So many happy memories from back then, a few bad ones too (like getting "taxed" as soon as we got into this warehouse do in Manchester).
My favourite one has to be when we drove down to this equestrian centre somewhere near the M25 for a rave, only to have our fun curtailed after an hour or two by the boys in blue who were acting on behalf of a nation of shcoked Daily Mail readers and putting a stop to this dangerous decadence! Anyway one of the lads with us was this total monster of a fella, about 6 foot 4 and just as wide, honestly if you'd seen him in a town centre pub you wouldn't have gone near him, but of course when he was raving he was as loved up as the rest of us. When the bizzies turned up of course we all did a runner (we couldn't let them get their mits on our stash, pills were bloody expensive at the time - although totally worth it!), and one by one we all piled into the mini bus we'd gone down in. All except the monster, we had to wait for him cos he'd driven us down there!! Just as we started making alternative plans to make good our escape we saw him lumbering (running would be way wide of the mark as an adjective) towards us, coppers in tow. So he jumps in, and started up and drove off, not even knowing what part of rural England we were heading into, just some fields! When we had found some sort of main road and he got his breath back (quite some time!) he turns to the rest of us and showed us why the coppers were so eager to catch up with him - he'd only gone and stolen one of their loud hailers! Oh and the other piece of info he imparted was that he'd swallowed his whole stash. And believe me, that must have been quite some stash!!
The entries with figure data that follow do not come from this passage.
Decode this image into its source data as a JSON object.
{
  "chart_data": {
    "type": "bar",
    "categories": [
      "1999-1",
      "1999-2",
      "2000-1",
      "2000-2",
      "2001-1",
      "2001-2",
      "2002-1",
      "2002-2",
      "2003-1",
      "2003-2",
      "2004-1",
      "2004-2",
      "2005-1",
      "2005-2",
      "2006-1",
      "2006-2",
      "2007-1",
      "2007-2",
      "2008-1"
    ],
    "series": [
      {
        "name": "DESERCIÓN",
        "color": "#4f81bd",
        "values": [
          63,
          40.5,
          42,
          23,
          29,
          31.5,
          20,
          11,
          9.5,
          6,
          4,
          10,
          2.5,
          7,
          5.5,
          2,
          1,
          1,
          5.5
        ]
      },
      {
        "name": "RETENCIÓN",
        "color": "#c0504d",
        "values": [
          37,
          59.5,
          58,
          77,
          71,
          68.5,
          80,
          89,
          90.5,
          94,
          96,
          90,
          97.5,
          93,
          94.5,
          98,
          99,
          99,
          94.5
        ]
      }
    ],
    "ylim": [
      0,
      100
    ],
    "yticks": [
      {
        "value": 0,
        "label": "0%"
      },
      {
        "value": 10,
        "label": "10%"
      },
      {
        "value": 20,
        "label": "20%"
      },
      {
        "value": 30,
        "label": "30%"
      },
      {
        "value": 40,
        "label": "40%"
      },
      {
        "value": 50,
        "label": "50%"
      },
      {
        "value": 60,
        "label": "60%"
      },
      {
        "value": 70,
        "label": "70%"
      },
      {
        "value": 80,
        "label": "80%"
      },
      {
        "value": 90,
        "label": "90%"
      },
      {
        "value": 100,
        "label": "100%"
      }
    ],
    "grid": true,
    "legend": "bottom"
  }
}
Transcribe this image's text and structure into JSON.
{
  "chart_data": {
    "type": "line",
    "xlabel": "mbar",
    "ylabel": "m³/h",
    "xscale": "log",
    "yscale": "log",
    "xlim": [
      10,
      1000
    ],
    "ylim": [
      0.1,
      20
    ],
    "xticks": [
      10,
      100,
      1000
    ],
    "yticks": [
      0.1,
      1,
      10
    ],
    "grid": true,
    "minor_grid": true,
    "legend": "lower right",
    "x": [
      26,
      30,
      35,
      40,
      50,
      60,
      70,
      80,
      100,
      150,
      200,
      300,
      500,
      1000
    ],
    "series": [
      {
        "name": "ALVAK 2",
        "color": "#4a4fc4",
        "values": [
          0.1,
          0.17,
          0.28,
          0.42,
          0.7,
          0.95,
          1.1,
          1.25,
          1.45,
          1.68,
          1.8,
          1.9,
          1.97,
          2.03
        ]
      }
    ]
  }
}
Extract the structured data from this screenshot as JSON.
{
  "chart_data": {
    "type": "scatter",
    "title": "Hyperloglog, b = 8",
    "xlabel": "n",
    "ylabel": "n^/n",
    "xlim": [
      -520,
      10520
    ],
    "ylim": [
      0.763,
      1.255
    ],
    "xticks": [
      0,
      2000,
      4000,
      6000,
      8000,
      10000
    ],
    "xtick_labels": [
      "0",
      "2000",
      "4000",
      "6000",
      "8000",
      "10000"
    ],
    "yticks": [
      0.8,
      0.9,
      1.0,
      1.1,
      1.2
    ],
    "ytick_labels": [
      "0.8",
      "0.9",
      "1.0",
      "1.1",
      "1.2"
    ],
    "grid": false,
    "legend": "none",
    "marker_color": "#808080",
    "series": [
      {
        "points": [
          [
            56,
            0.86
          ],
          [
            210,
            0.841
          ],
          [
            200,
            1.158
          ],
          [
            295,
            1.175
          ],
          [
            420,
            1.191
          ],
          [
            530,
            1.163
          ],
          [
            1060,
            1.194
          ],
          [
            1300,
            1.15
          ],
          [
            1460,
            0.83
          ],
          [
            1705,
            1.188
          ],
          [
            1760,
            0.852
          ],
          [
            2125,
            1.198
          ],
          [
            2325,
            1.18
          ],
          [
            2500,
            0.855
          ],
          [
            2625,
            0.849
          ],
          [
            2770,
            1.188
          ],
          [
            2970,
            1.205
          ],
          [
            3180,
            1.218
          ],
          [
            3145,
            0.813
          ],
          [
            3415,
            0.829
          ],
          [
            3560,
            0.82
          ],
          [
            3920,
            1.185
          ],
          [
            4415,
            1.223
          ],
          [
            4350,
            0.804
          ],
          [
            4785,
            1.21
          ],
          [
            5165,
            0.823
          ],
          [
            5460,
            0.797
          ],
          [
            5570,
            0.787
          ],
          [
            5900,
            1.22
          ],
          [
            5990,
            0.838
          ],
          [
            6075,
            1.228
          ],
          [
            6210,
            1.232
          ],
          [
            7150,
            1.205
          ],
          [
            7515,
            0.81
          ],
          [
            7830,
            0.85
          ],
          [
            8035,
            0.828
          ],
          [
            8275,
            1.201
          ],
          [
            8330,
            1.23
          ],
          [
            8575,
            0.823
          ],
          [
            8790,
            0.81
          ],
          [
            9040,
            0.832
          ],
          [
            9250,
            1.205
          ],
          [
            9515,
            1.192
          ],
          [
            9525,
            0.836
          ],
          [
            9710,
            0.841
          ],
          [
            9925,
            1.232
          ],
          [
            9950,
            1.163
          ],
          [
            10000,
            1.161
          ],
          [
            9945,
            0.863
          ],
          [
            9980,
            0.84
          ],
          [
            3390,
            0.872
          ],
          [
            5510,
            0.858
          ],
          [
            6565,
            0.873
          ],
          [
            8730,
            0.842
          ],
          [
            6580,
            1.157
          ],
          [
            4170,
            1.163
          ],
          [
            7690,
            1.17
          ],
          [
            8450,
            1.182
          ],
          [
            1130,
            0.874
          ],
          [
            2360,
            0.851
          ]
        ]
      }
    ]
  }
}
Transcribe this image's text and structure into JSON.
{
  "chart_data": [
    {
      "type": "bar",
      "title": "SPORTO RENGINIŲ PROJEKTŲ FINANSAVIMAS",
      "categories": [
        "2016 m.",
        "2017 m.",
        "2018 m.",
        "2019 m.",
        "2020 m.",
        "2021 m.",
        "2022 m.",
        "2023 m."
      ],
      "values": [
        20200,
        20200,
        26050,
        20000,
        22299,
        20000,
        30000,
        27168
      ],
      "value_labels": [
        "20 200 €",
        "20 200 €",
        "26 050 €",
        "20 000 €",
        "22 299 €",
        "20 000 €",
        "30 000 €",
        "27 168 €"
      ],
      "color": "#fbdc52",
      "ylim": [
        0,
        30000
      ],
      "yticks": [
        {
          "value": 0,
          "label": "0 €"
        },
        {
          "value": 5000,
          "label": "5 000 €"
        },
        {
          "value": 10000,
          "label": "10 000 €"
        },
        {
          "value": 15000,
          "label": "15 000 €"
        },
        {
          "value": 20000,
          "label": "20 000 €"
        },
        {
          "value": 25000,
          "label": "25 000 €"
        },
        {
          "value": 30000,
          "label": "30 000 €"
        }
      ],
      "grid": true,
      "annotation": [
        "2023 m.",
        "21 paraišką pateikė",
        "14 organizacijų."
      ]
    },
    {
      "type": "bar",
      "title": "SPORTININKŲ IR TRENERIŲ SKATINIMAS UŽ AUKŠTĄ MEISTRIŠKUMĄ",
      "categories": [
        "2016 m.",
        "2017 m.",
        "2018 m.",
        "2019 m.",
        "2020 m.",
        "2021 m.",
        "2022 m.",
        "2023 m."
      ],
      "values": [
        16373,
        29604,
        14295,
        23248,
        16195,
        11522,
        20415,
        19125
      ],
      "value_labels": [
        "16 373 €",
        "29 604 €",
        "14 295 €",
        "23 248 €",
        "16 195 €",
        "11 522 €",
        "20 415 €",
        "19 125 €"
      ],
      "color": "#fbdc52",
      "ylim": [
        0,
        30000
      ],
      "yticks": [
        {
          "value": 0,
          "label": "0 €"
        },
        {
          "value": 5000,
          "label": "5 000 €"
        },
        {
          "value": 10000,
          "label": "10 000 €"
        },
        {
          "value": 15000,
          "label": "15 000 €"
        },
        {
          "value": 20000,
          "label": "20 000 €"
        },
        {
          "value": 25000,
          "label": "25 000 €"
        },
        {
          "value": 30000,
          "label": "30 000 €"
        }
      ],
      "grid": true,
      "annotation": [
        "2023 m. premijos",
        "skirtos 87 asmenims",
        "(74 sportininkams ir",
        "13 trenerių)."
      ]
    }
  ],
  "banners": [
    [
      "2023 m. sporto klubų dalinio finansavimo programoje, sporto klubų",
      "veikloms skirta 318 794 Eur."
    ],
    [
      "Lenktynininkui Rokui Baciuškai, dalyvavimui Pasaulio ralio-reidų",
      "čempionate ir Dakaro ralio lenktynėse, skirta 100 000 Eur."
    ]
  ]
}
What ensued was probably the funniest few hours of my entire life. This totally drug-addled nutter drove us around these home-counties towns first as dawn came up and later filled with Saturday morning shoppers, leaning out of the window making the most straight faced and serious announcements you could ever hear! Honestly you should have seen it! He was saying things like "We aplogise but due to an oversight residents of Bushey will be unable to use the toilet facilities today, as the drains have become blocked after a fight between Dr Who and the Cybermen" and all the curtains were twitching. Fuck me it kills me just thinking about it! Somehow we made it home safely enough. I never really knew the lad after that, I think he the plot in the end, wish I could thank him for that night and day though, amazing!!
Great times though, changed my outlook on life forever I think, so fortunate to be the right age to have experienced it!